An alternative to 'true doctrine'

This has to be short as I really ought to be working on some school papers right now.

Two nights ago my home teachers came by to visit and read to me parts of this month's First President Message from the Ensign. This time it was it was an article by Elder Eyring entitled "Teaching True Doctrine." To sum up Eyring, he basically says that we need to go around teaching and sharing 'true doctrine' because 'true doctrine' is able to change lives, uplift, etc.

As many of you know, I think that the concept of 'true doctrine' in Mormonism is confused and in many ways nonsensical. (See my paper here, a revision of which is forthcoming in Element). I'm fine with the use of the term 'doctrine' if we want to use it to refer to specific and current teachings as found in Church instruction manuals and publications. However, to call any of them 'true' is problematic as the teachings of the Church are in constant flux and interpretation, leaving 'true doctrine' both relative to time and interpretation.

While listening to my home teachers talk about the importance of teaching 'true doctrine.' My mind wandered to an alternative that I think we ought to use instead. Rather than evoking 'true doctrines,' I believe we should (along the lines of doing narrative theology) share important stories (or myths in the academic sense) and our personal beliefs about them. So instead of saying that something is a 'true doctrine' or is true in an absolutist sense, we should share the story behind that particular belief and explain why that story is important to us and why it is of value.

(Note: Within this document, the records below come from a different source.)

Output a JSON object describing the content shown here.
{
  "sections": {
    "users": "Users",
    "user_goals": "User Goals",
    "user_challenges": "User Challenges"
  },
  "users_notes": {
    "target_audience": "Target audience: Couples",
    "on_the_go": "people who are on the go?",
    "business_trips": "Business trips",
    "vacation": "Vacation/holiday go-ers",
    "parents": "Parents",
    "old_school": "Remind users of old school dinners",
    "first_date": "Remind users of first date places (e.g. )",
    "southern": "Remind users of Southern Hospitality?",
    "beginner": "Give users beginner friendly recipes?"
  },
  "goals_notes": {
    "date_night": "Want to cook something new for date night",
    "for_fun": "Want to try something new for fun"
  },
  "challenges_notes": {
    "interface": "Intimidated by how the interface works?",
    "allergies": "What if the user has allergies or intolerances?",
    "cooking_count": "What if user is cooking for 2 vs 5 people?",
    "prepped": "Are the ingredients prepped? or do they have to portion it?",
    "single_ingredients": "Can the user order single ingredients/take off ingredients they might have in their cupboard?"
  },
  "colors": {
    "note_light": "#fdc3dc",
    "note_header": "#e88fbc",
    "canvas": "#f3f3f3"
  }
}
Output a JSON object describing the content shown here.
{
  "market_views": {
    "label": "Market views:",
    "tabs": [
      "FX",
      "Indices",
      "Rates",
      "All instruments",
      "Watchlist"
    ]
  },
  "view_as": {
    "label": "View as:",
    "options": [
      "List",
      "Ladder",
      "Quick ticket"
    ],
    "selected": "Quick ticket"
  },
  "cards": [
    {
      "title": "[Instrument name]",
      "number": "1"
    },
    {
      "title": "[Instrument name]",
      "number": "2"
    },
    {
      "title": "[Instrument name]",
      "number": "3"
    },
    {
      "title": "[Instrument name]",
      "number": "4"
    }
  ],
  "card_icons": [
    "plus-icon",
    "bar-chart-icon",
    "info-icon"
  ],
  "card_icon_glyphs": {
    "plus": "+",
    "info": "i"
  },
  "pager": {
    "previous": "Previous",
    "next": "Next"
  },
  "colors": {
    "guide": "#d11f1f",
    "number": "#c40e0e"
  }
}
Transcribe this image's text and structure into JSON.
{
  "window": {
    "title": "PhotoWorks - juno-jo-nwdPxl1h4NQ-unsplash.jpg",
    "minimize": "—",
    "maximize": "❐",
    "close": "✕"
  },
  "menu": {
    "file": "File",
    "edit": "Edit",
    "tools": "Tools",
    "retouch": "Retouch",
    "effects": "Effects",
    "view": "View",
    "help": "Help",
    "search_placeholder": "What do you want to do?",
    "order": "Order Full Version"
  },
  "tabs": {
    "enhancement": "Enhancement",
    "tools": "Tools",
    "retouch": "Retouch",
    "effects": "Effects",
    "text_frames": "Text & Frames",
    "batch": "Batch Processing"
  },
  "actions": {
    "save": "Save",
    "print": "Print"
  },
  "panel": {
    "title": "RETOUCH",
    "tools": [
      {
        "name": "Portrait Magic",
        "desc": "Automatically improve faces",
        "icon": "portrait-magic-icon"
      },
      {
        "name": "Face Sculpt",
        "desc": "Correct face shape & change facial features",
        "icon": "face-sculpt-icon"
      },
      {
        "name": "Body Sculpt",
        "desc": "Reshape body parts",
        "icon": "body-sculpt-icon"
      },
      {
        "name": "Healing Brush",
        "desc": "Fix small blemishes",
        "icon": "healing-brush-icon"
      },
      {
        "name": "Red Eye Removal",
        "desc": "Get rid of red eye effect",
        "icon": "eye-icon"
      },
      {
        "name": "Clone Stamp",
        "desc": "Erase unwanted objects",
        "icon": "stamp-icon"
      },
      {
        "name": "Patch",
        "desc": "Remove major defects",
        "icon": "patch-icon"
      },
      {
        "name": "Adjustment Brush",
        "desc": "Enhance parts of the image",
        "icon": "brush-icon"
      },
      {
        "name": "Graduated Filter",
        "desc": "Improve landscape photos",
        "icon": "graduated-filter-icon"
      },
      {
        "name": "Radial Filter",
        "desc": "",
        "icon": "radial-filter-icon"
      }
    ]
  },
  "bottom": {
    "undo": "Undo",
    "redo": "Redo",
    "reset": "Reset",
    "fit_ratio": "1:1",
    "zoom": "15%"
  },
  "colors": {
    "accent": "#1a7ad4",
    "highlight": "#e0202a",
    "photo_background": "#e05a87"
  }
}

An example of doing this can be found in Elder Holland's general conference talk "None Were with Him." Instead of dogmatically stating that something was the case, Holland shares the story of Christ on the cross, and then begins to teach by saying, "it is my personal belief..." What Holland does is presents a story that is shared as important by saints, and then gives his perspective of why that story is important to him, which we may or may not accept based on our own personal interpretations.

I believe a model like this can be applied to many of the varying issues and teachings within Mormonism, such as the First Vision, the stories of the Book of Mormon, the Word of Wisdom, blacks and the priesthood, creation, polygamy, etc. By doing so we can find a common ground of foundational shared stories and still be open to varying interpretations of what those stories mean. For example, with the Garden of Eden myth, we can share the story of the garden and it's importance as a foundational myth, and yet still disagree about whether it should be taken literally, metaphorically, instructionally, or a combination of the three. If a person believes that she has the 'correct' view, it enables her to share it without assuming any arrogant epistemic privileging.


  1. Interesting. I like it.

    It made me think of this:

    "I never thought it was right to call up a man and try him because he erred in doctrine, it looks too much like Methodism and not Latter-day Saintism. Methodists have creeds which a man must believe or be kicked out of their church. I want the liberty of believing as I please, it feels so good not to be trammeled."

    -Joseph Smith

  2. Agreed, 100%. Story-telling, not preaching. Beliefs, not a code of do-or-don't.